Thanks to Ben Rothenberg, I came across this wonderful 16-year-old photo of our US Open finalists Flavia Pennetta and Roberta Vinci, who together won the girls’ doubles French Open title in 1999 as teenagers. You know I love these throwbacks and have the entire Little Tennis Stars section dedicated to old photos of WTA players. Actually, Pennetta has already been featured, her first tennis photos and young pics in a romantic white dress.
The upcoming US Open final is historic in so many ways, but let’s mention just the most important facts that make it stand out:
- It’s the first all-Italian Grand Slam final in the Open Era;
- Pennetta (33 years, 6 months) and Vinci (32 years, 6 months) are the oldest Grand Slam finalists in the Open Era and also with their combined age (66 years, 19 days) this is the oldest Grand Slam final;
- This is the first time at the US Open since the inception of computerized rankings (November 1975) that both finalists have been ranked outside the Top 20 (Pennetta No.26, Vinci No. 43).

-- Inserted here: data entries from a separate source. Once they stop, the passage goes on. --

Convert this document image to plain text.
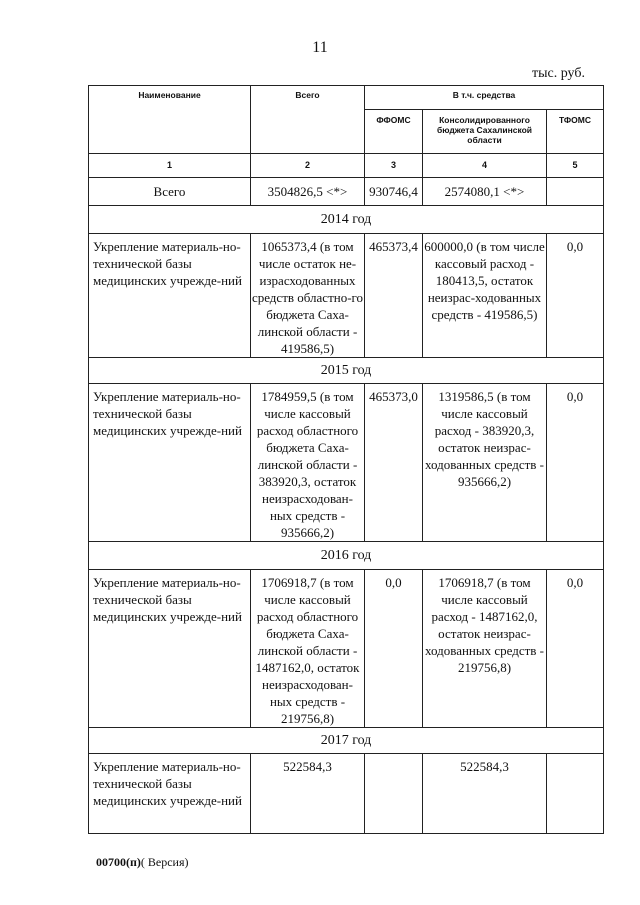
11
тыс. руб.
Наименование	Всего	В т.ч. средства		
		ФФОМС	Консолидированного бюджета Сахалинской области	ТФОМС
1	2	3	4	5
Всего	3504826,5 <*>	930746,4	2574080,1 <*>	
2014 год				
Укрепление материаль-но-технической базы медицинских учрежде-ний	1065373,4 (в том числе остаток не-израсходованных средств областно-го бюджета Саха-линской области - 419586,5)	465373,4	600000,0 (в том числе кассовый расход - 180413,5, остаток неизрас-ходованных средств - 419586,5)	0,0
2015 год				
Укрепление материаль-но-технической базы медицинских учрежде-ний	1784959,5 (в том числе кассовый расход областного бюджета Саха-линской области - 383920,3, остаток неизрасходован-ных средств - 935666,2)	465373,0	1319586,5 (в том числе кассовый расход - 383920,3, остаток неизрас-ходованных средств - 935666,2)	0,0
2016 год				
Укрепление материаль-но-технической базы медицинских учрежде-ний	1706918,7 (в том числе кассовый расход областного бюджета Саха-линской области - 1487162,0, остаток неизрасходован-ных средств - 219756,8)	0,0	1706918,7 (в том числе кассовый расход - 1487162,0, остаток неизрас-ходованных средств - 219756,8)	0,0
2017 год				
Укрепление материаль-но-технической базы медицинских учрежде-ний	522584,3		522584,3	
00700(п)( Версия)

When it comes to their head-to-head stats, Pennetta leads 5-4, while their last meeting was at the 2013 US Open and Pennetta beat Vinci to advance to her career-first Grand Slam semifinal. This fortnight, Vinci recorded the biggest surprise of the tournament by stopping world No.1 Serena Williams in the semis, but overall Pennetta’s road to the final included higher ranked opponents on average (No. 49 to Vinci’s No.126) and Pennetta spent less time on court on average (1h 26 min to Vinci’s 1h 53 min).